UMUM Anak sebagai makhluk ciptaan Tuhan Yang Maha Esa memiliki hak asasi yang merupakan hak dasar sejak anak tersebut dilahirkan. Hak-hak tersebut antara lain, hak untuk hidup, hak mengembangkan diri, hak untuk mendapatkan keadilan, hak kemerdekaan, hak berkomunikasi, hak mendapatkan keamanan dan hak kesejahteraan yang tidak boleh diabaikan apalagi dirampas oleh siapapun. Isu tentang Kesejahteraan dan Perlindungan Anak telah masuk dalam Rencana Strategis (Renstra) Kementerian Negara Pemberdayaan Perempuan Republik Indonesia. Sehingga pelaksanaan kebijakan Perlindungan Anak mendapat kepastian dari sisi prioritas dan keberlanjutannya. Oleh karena itu Pemerintah Daerah Kabupaten Bulungan merasa perlu memiliki Peraturan Daerah Kabupaten Bulungan tentang Perlindungan Anak dan diharapkan agar setiap anak Bulungan mendapatkan kesempatan yang seluas-luasnya untuk tumbuh dan berkembang secara optimal, baik fisik, mental maupun sosial dan berakhlak mulia, mendapatkan perlindungan hukum serta terwujudnya kesejahteraan anak dengan memberikan jaminan terhadap pemenuhan hak-haknya serta adanya perlakuan tanpa diskriminasi.
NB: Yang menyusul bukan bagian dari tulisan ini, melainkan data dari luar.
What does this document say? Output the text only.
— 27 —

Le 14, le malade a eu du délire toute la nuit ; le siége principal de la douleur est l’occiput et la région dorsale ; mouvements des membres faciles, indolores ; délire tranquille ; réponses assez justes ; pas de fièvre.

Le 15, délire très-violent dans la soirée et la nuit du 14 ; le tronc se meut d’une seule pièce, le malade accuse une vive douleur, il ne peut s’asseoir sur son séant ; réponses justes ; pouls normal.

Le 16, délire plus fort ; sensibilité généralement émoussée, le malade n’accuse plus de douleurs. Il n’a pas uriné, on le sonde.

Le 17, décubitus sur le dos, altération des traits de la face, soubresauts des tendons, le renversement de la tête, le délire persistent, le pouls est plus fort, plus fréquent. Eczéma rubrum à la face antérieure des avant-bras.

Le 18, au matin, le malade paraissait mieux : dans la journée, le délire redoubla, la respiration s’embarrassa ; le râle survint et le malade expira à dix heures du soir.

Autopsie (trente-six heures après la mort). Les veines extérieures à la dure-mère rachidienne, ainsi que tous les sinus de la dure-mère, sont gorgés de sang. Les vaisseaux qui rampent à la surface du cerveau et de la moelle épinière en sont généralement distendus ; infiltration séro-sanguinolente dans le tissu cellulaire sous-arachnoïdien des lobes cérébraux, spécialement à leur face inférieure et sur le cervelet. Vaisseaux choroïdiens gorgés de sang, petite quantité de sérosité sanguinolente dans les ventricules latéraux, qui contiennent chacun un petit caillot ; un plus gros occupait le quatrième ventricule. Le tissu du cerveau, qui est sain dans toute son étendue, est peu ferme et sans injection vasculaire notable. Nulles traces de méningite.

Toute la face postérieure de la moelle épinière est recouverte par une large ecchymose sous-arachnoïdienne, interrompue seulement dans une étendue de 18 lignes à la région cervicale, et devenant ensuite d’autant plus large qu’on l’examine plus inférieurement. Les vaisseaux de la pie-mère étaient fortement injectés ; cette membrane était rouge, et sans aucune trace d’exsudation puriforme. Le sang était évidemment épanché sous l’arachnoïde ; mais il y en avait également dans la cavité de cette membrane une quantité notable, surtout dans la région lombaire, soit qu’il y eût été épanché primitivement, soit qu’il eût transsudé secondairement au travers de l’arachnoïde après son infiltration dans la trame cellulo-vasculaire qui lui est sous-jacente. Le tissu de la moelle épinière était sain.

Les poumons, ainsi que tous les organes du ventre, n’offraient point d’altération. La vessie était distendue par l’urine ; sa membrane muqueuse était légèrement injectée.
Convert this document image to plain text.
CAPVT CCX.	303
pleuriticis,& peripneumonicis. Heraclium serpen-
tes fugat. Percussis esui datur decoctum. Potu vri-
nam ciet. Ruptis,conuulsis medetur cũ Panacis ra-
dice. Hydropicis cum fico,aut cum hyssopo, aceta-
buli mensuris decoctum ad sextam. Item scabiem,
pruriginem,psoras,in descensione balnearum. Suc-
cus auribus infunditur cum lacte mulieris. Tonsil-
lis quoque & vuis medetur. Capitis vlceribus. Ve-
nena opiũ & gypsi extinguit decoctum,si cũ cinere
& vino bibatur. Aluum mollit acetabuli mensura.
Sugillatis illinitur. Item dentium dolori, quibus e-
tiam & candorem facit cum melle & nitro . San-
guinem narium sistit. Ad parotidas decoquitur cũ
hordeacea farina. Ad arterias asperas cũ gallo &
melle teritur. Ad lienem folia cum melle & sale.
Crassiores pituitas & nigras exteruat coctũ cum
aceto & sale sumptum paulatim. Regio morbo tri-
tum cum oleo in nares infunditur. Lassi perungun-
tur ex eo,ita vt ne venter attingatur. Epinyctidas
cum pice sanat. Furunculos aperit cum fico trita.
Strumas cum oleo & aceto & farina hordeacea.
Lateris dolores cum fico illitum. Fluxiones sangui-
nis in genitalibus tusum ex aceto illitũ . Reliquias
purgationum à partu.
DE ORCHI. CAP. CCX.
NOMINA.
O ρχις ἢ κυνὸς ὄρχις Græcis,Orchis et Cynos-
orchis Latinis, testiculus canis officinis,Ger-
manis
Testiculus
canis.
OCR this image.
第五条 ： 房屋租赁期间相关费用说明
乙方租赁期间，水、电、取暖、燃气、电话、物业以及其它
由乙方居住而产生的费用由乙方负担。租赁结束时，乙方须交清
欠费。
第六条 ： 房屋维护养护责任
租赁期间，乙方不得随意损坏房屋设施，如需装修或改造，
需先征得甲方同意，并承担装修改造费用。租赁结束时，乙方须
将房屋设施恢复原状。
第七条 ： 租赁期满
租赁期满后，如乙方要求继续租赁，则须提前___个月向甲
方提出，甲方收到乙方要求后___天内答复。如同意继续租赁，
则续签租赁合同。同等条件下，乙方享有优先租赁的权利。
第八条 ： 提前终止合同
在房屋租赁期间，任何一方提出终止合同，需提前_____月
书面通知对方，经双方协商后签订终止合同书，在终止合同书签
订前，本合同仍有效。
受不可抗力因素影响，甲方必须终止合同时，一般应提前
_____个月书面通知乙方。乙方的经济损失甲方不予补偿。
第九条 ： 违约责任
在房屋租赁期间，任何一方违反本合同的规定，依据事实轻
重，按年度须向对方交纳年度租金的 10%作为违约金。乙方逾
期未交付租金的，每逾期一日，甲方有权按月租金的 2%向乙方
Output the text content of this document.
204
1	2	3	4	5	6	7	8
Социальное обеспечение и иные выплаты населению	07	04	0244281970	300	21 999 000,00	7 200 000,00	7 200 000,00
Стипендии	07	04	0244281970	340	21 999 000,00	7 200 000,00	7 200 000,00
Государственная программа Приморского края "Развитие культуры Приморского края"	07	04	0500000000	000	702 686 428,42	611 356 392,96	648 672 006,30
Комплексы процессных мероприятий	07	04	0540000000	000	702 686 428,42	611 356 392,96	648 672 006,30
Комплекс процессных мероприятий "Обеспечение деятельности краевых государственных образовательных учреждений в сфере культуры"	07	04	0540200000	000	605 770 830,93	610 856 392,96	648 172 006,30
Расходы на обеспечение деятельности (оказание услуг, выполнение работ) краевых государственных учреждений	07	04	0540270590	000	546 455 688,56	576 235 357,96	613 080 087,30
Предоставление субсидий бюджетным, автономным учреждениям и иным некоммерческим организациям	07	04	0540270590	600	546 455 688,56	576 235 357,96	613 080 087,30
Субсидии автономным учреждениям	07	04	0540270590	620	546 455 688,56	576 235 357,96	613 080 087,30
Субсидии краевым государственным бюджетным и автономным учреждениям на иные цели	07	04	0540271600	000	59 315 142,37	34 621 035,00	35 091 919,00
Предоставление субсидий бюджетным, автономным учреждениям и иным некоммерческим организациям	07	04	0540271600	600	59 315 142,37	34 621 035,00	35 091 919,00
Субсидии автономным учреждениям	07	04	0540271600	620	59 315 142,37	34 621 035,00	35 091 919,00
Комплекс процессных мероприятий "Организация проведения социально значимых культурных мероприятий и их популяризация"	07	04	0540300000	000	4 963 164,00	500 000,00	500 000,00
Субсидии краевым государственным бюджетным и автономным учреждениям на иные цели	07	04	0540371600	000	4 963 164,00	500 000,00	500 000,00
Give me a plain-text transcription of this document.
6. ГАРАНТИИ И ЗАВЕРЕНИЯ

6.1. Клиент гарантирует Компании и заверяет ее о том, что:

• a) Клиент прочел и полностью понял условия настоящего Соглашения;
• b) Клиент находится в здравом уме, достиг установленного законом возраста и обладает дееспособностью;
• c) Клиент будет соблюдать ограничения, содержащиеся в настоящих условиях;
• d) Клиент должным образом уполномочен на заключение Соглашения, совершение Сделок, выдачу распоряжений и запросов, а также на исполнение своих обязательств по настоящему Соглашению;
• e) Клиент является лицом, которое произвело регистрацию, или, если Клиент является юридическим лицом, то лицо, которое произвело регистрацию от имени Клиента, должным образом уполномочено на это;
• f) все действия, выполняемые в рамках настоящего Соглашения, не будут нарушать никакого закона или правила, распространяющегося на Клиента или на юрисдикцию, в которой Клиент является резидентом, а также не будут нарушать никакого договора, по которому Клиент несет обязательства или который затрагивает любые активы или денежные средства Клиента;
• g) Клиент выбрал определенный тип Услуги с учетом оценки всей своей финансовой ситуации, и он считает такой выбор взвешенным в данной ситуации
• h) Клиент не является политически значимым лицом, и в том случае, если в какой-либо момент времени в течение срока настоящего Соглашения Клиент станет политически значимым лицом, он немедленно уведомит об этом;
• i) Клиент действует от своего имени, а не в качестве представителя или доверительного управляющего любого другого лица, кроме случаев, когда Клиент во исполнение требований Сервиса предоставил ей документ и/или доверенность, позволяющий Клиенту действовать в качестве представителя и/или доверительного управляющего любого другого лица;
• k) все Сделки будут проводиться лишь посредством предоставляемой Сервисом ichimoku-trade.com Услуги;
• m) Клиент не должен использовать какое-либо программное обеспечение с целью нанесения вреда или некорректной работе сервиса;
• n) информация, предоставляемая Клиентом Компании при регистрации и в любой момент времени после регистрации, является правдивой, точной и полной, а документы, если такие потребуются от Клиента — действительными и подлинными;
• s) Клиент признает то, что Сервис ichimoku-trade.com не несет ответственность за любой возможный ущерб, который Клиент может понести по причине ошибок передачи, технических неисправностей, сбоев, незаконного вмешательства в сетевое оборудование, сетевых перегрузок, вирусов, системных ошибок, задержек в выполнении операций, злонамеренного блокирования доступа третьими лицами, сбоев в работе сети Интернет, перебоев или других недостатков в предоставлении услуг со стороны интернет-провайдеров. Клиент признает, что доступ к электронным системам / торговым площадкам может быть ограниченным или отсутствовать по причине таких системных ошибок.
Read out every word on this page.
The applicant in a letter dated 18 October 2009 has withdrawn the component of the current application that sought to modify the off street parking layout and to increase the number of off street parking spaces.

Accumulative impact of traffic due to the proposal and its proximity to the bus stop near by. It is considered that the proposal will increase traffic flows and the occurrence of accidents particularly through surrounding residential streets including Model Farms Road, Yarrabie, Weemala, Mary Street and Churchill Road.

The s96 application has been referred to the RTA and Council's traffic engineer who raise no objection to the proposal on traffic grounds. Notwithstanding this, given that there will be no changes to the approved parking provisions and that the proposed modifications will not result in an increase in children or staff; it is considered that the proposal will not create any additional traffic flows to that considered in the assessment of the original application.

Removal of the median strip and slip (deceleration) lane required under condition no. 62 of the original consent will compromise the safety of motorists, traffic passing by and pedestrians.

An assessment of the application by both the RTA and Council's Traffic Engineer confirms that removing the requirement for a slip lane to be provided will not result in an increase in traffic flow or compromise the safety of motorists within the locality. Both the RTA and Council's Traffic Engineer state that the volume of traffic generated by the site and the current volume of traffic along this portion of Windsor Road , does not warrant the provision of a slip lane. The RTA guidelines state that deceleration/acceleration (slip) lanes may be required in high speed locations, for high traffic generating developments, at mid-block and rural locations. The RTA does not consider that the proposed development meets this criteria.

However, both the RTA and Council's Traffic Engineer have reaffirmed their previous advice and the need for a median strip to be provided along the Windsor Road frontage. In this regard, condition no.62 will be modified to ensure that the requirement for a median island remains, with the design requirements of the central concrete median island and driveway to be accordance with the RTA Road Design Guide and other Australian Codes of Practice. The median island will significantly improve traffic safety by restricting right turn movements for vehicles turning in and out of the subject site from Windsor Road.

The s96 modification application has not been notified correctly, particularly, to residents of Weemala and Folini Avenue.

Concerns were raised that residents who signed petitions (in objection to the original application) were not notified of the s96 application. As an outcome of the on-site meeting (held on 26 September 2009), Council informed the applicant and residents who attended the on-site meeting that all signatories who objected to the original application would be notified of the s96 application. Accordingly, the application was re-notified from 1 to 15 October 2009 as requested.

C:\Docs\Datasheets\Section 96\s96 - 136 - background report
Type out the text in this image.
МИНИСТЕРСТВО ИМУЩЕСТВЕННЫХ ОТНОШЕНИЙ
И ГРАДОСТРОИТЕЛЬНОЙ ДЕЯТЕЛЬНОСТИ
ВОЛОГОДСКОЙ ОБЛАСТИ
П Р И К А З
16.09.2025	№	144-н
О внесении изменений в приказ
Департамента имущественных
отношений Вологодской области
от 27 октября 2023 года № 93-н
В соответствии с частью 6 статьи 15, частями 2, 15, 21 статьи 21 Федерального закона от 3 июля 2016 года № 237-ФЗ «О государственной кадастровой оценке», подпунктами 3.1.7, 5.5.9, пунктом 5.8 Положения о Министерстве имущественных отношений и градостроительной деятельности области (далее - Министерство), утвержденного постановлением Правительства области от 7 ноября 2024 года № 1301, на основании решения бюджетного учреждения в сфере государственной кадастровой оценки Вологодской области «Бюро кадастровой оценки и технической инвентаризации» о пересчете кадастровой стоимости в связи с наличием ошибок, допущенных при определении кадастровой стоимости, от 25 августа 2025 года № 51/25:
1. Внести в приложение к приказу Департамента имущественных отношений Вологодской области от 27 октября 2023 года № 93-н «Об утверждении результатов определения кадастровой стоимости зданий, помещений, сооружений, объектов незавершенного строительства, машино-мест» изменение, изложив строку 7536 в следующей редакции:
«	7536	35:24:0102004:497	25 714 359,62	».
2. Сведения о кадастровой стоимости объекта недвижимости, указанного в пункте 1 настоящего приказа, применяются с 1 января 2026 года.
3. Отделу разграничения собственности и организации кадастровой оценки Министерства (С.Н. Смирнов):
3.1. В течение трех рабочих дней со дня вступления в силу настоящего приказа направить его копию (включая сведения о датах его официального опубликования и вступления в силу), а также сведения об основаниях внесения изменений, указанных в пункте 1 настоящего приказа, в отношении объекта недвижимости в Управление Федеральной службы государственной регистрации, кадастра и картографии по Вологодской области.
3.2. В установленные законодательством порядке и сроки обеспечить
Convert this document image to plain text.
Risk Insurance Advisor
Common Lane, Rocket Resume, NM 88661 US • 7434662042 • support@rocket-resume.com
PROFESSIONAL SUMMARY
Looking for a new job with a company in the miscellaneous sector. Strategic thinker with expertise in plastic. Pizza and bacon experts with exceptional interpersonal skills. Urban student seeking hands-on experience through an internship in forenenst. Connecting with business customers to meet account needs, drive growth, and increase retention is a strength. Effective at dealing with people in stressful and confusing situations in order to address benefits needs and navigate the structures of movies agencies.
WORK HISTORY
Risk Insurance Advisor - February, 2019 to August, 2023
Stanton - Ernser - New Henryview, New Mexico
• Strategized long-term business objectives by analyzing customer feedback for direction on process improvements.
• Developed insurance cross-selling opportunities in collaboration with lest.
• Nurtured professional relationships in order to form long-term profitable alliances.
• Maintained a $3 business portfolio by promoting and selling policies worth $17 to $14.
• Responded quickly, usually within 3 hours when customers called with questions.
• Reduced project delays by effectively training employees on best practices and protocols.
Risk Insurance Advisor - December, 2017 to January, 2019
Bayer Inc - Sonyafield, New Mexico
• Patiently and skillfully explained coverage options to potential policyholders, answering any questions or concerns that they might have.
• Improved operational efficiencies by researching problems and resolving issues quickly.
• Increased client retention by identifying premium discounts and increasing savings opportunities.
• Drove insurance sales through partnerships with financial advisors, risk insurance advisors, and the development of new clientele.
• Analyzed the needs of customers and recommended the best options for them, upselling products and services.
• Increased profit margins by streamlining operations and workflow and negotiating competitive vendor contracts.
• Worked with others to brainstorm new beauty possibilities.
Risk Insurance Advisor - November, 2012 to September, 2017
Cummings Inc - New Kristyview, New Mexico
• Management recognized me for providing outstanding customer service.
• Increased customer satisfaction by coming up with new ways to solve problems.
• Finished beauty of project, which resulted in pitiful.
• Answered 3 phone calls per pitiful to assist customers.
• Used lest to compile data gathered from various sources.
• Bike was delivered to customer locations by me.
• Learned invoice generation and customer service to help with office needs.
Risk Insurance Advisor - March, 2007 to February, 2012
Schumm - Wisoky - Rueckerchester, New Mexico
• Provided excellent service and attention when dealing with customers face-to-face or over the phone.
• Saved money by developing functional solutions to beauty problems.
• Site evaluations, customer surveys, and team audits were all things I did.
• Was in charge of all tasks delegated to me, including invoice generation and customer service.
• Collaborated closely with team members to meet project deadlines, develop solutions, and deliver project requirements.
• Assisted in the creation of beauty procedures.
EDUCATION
II. PASAL DEMI PASAL Pasal 1 Cukup jelas. Pasal 2 Ayat (1) Cukup jelas. Ayat (2) Dalam ketentuan ini yang dimaksud dengan : Huruf a Yang dimaksud dengan ”Non diskriminasi” dalam ketentuan ini adalah sikap dan perlakuan terhadap korban dengan tidak melakukan perbedaan atas dasar usia, jenis kelamin, ras, suku, agama dan antar golongan; Huruf b Cukup jelas. Huruf c Cukup jelas. Huruf d Cukup jelas. Huruf e Cukup jelas. Pasal 3 Cukup jelas. Pasal 4 Ayat (1)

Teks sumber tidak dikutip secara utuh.